I WAIT FOR my mother to haunt me as she promised she would; long to wake in the night with the familiar sight of her sitting at the end of my bed, to talk to her one more time, to feel that all the pieces have been put into place, the puzzle is solved, and I can rest.

Sometimes I think I’ve seen something out of the corner of my eye and I stop still in the middle of my Pacific Palisades kitchen, looking for the flutter of a sign; or I’m walking in the West Village, headed to my New York apartment, loaded down with groceries, when I hear her laugh ring out. I turn in circles, looking for her. Where are you, Mom? Why won’t you come?

This isn’t new, this longing I have for her. It’s the same ache I had when I was five, sitting on the bench outside the nurse’s office at school, feeling embarrassed and ashamed because I had once again panicked for no apparent reason. I waited and waited, counted to ten hundreds of times, knowing that if I could see her eyes I’d be safe. Then suddenly, as if I’d conjured her out of wanting, there she was. My throat would lock as I watched her coming toward me, hugging her purse to her stomach like a hot-water bottle, and when she got close enough, I’d jump to my feet, hiding my face in her legs.

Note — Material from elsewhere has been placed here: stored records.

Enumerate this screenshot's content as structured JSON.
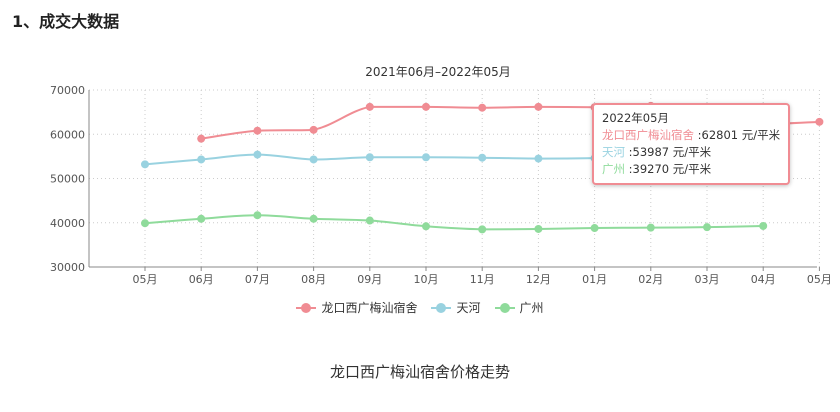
{
  "page": {
    "section_title": "1、成交大数据"
  },
  "chart_data": {
    "type": "line",
    "title": "2021年06月–2022年05月",
    "categories": [
      "05月",
      "06月",
      "07月",
      "08月",
      "09月",
      "10月",
      "11月",
      "12月",
      "01月",
      "02月",
      "03月",
      "04月",
      "05月"
    ],
    "y_ticks": [
      30000,
      40000,
      50000,
      60000,
      70000
    ],
    "ylim": [
      30000,
      70000
    ],
    "grid": true,
    "legend_position": "bottom",
    "series": [
      {
        "name": "龙口西广梅汕宿舍",
        "color": "#f08c93",
        "values": [
          null,
          59000,
          60800,
          61000,
          66200,
          66200,
          66000,
          66200,
          66100,
          66400,
          62600,
          62300,
          62801
        ]
      },
      {
        "name": "天河",
        "color": "#99d2e0",
        "values": [
          53200,
          54300,
          55400,
          54300,
          54800,
          54800,
          54700,
          54500,
          54600,
          54900,
          54600,
          53987,
          null
        ]
      },
      {
        "name": "广州",
        "color": "#8fdb9b",
        "values": [
          39900,
          40900,
          41700,
          40900,
          40500,
          39200,
          38500,
          38600,
          38800,
          38900,
          39000,
          39270,
          null
        ]
      }
    ]
  },
  "tooltip": {
    "date": "2022年05月",
    "rows": [
      {
        "name": "龙口西广梅汕宿舍",
        "value": "62801",
        "unit": "元/平米",
        "color": "#f08c93"
      },
      {
        "name": "天河",
        "value": "53987",
        "unit": "元/平米",
        "color": "#99d2e0"
      },
      {
        "name": "广州",
        "value": "39270",
        "unit": "元/平米",
        "color": "#8fdb9b"
      }
    ]
  },
  "caption": "龙口西广梅汕宿舍价格走势"
}
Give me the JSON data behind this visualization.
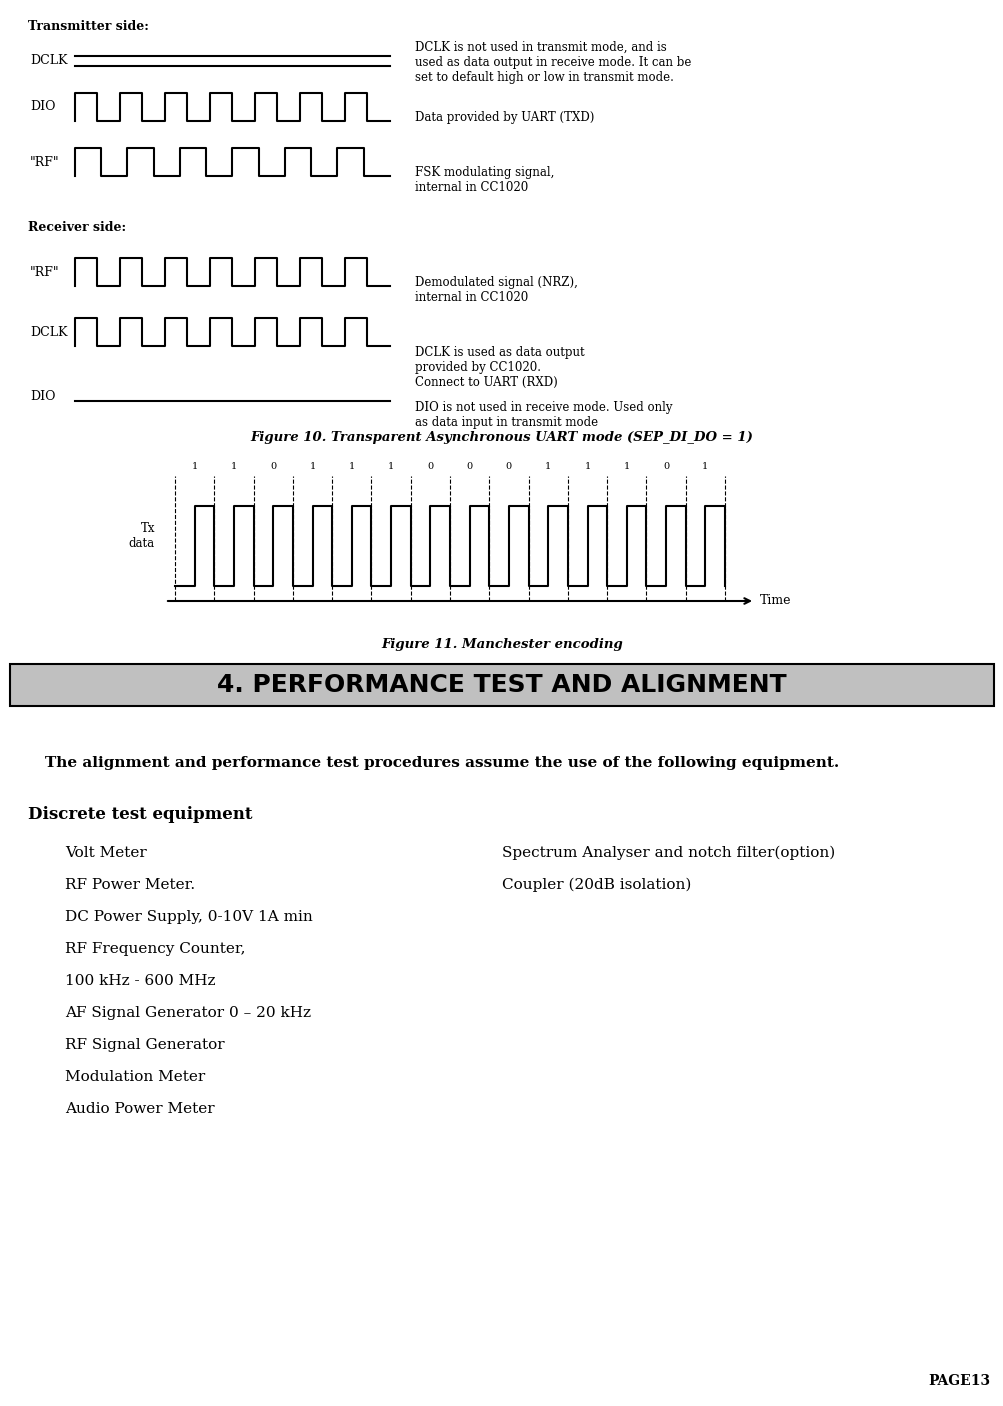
{
  "bg_color": "#f0f0f0",
  "page_bg": "#ffffff",
  "section_header": "4. PERFORMANCE TEST AND ALIGNMENT",
  "section_header_bg": "#c0c0c0",
  "section_header_color": "#000000",
  "intro_text": "The alignment and performance test procedures assume the use of the following equipment.",
  "subsection_header": "Discrete test equipment",
  "left_column": [
    "Volt Meter",
    "RF Power Meter.",
    "DC Power Supply, 0-10V 1A min",
    "RF Frequency Counter,",
    "100 kHz - 600 MHz",
    "AF Signal Generator 0 – 20 kHz",
    "RF Signal Generator",
    "Modulation Meter",
    "Audio Power Meter"
  ],
  "right_column": [
    "Spectrum Analyser and notch filter(option)",
    "Coupler (20dB isolation)"
  ],
  "page_label": "PAGE13",
  "transmitter_label": "Transmitter side:",
  "receiver_label": "Receiver side:",
  "fig10_caption": "Figure 10. Transparent Asynchronous UART mode (SEP_DI_DO = 1)",
  "fig11_caption": "Figure 11. Manchester encoding",
  "signal_labels_tx": [
    "DCLK",
    "DIO",
    "“RF”"
  ],
  "signal_labels_rx": [
    "“RF”",
    "DCLK",
    "DIO"
  ],
  "tx_annotations": [
    "DCLK is not used in transmit mode, and is\nused as data output in receive mode. It can be\nset to default high or low in transmit mode.",
    "Data provided by UART (TXD)",
    "FSK modulating signal,\ninternal in CC1020"
  ],
  "rx_annotations": [
    "Demodulated signal (NRZ),\ninternal in CC1020",
    "DCLK is used as data output\nprovided by CC1020.\nConnect to UART (RXD)",
    "DIO is not used in receive mode. Used only\nas data input in transmit mode"
  ]
}
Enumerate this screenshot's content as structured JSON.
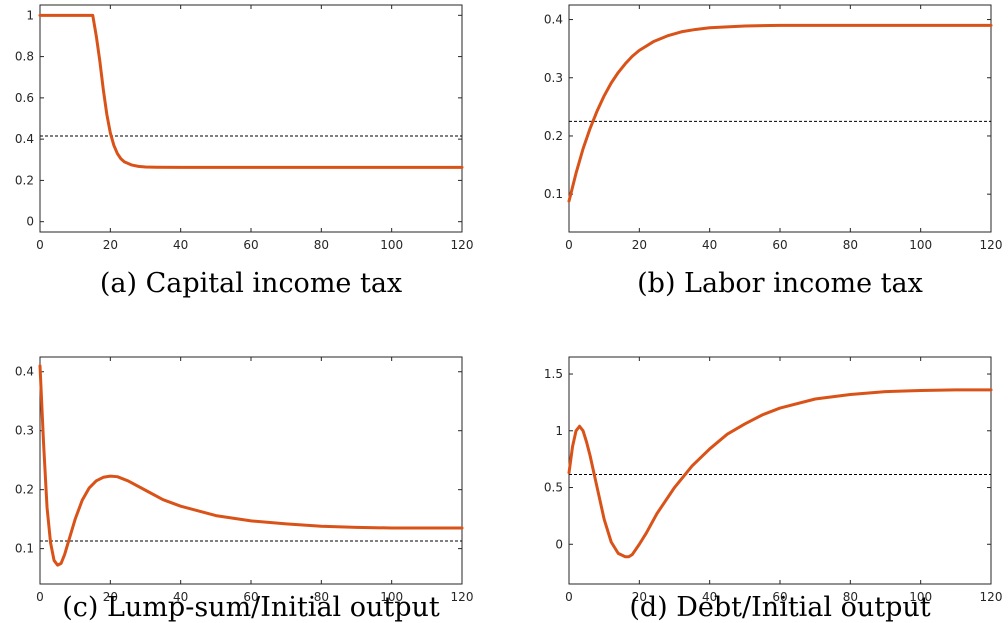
{
  "colors": {
    "series": "#d95319",
    "reference": "#000000",
    "axes": "#262626"
  },
  "chart_data": [
    {
      "type": "line",
      "caption": "(a) Capital income tax",
      "xlim": [
        0,
        120
      ],
      "ylim": [
        -0.05,
        1.05
      ],
      "xticks": [
        0,
        20,
        40,
        60,
        80,
        100,
        120
      ],
      "yticks": [
        0,
        0.2,
        0.4,
        0.6,
        0.8,
        1
      ],
      "ytick_labels": [
        "0",
        "0.2",
        "0.4",
        "0.6",
        "0.8",
        "1"
      ],
      "grid": false,
      "reference_line": 0.415,
      "series": [
        {
          "style": "solid",
          "x": [
            0,
            15,
            16,
            17,
            18,
            19,
            20,
            21,
            22,
            23,
            24,
            26,
            28,
            30,
            33,
            40,
            60,
            80,
            100,
            120
          ],
          "y": [
            1,
            1,
            0.9,
            0.78,
            0.64,
            0.52,
            0.43,
            0.37,
            0.33,
            0.305,
            0.29,
            0.275,
            0.268,
            0.265,
            0.264,
            0.263,
            0.263,
            0.263,
            0.263,
            0.263
          ]
        }
      ]
    },
    {
      "type": "line",
      "caption": "(b) Labor income tax",
      "xlim": [
        0,
        120
      ],
      "ylim": [
        0.035,
        0.425
      ],
      "xticks": [
        0,
        20,
        40,
        60,
        80,
        100,
        120
      ],
      "yticks": [
        0.1,
        0.2,
        0.3,
        0.4
      ],
      "ytick_labels": [
        "0.1",
        "0.2",
        "0.3",
        "0.4"
      ],
      "grid": false,
      "reference_line": 0.225,
      "series": [
        {
          "style": "solid",
          "x": [
            0,
            2,
            4,
            6,
            8,
            10,
            12,
            14,
            16,
            18,
            20,
            24,
            28,
            32,
            36,
            40,
            50,
            60,
            80,
            100,
            120
          ],
          "y": [
            0.088,
            0.136,
            0.178,
            0.213,
            0.243,
            0.269,
            0.291,
            0.309,
            0.324,
            0.337,
            0.347,
            0.362,
            0.372,
            0.379,
            0.383,
            0.386,
            0.389,
            0.39,
            0.39,
            0.39,
            0.39
          ]
        }
      ]
    },
    {
      "type": "line",
      "caption": "(c) Lump-sum/Initial output",
      "xlim": [
        0,
        120
      ],
      "ylim": [
        0.04,
        0.425
      ],
      "xticks": [
        0,
        20,
        40,
        60,
        80,
        100,
        120
      ],
      "yticks": [
        0.1,
        0.2,
        0.3,
        0.4
      ],
      "ytick_labels": [
        "0.1",
        "0.2",
        "0.3",
        "0.4"
      ],
      "grid": false,
      "reference_line": 0.113,
      "series": [
        {
          "style": "solid",
          "x": [
            0,
            1,
            2,
            3,
            4,
            5,
            6,
            7,
            8,
            10,
            12,
            14,
            16,
            18,
            20,
            22,
            25,
            30,
            35,
            40,
            50,
            60,
            70,
            80,
            90,
            100,
            110,
            120
          ],
          "y": [
            0.41,
            0.28,
            0.17,
            0.11,
            0.08,
            0.072,
            0.075,
            0.09,
            0.11,
            0.15,
            0.182,
            0.203,
            0.215,
            0.221,
            0.223,
            0.222,
            0.215,
            0.199,
            0.183,
            0.172,
            0.156,
            0.147,
            0.142,
            0.138,
            0.136,
            0.135,
            0.135,
            0.135
          ]
        }
      ]
    },
    {
      "type": "line",
      "caption": "(d) Debt/Initial output",
      "xlim": [
        0,
        120
      ],
      "ylim": [
        -0.35,
        1.65
      ],
      "xticks": [
        0,
        20,
        40,
        60,
        80,
        100,
        120
      ],
      "yticks": [
        0,
        0.5,
        1,
        1.5
      ],
      "ytick_labels": [
        "0",
        "0.5",
        "1",
        "1.5"
      ],
      "grid": false,
      "reference_line": 0.615,
      "series": [
        {
          "style": "solid",
          "x": [
            0,
            1,
            2,
            3,
            4,
            5,
            6,
            8,
            10,
            12,
            14,
            16,
            17,
            18,
            20,
            22,
            25,
            30,
            35,
            40,
            45,
            50,
            55,
            60,
            70,
            80,
            90,
            100,
            110,
            120
          ],
          "y": [
            0.63,
            0.86,
            1.0,
            1.04,
            1.0,
            0.9,
            0.78,
            0.5,
            0.22,
            0.02,
            -0.08,
            -0.11,
            -0.11,
            -0.09,
            0.0,
            0.1,
            0.27,
            0.5,
            0.69,
            0.84,
            0.97,
            1.06,
            1.14,
            1.2,
            1.28,
            1.32,
            1.345,
            1.355,
            1.36,
            1.36
          ]
        }
      ]
    }
  ]
}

I still don’t know why grammar school was so agonizing for me. Still can’t figure out whether the agony was waiting for me in the school or I brought it in with me. Either way, it didn’t matter because nothing and no one could distract or engage me enough to lessen the dread I felt. I don’t remember having any friends or playdates—basically, in those days no one had playdates, or they weren’t called playdates. But whatever they were called, I didn’t have any. Maybe that’s one of the reasons why I hated all the games at recess. “Red Rover, Red Rover,” for instance, which was not only terrifying but, let’s face it, a truly mean, totally stupid game. A group of kids would lock their arms together, then call the other students, one at a time, to run full blast into their wall of arms. If the runner was successful, the wall opened, and that runner was allowed to join the barricade. I hated this no-win situation of a game. I was the smallest one, and even if they did call my name, I couldn’t break through, only bounced off and had to return to the land of the losers. But there was always the chance that they wouldn’t call my name, and I’d have to stand there as everyone else broke through, joining the line one at a time, until they were all holding hands and looking at me, alone.

I guess you’d have to say that in my early school days—at five and six—I was a problem. A little stress case with a brand-new family and a constant stomachache that no one could explain. I remember my mother’s concern, but I certainly couldn’t tell her how to help me because I didn’t have a clue why I felt so anxious, why I wanted to hide from everyone and couldn’t act like the rest of the kids. Maybe I needed a good hard push toward socialization, and maybe my loving mother was too consumed with her own evolving life to realize that. But I’ll tell you right now, if she had tried to organize a little “get-together” for me with one of those five-year-old strangers, I would have had a conniption fit, and my mother was not a battler. So as I watched everyone picking their friends, forming clusters of companions, I felt the hill to friendship getting steeper.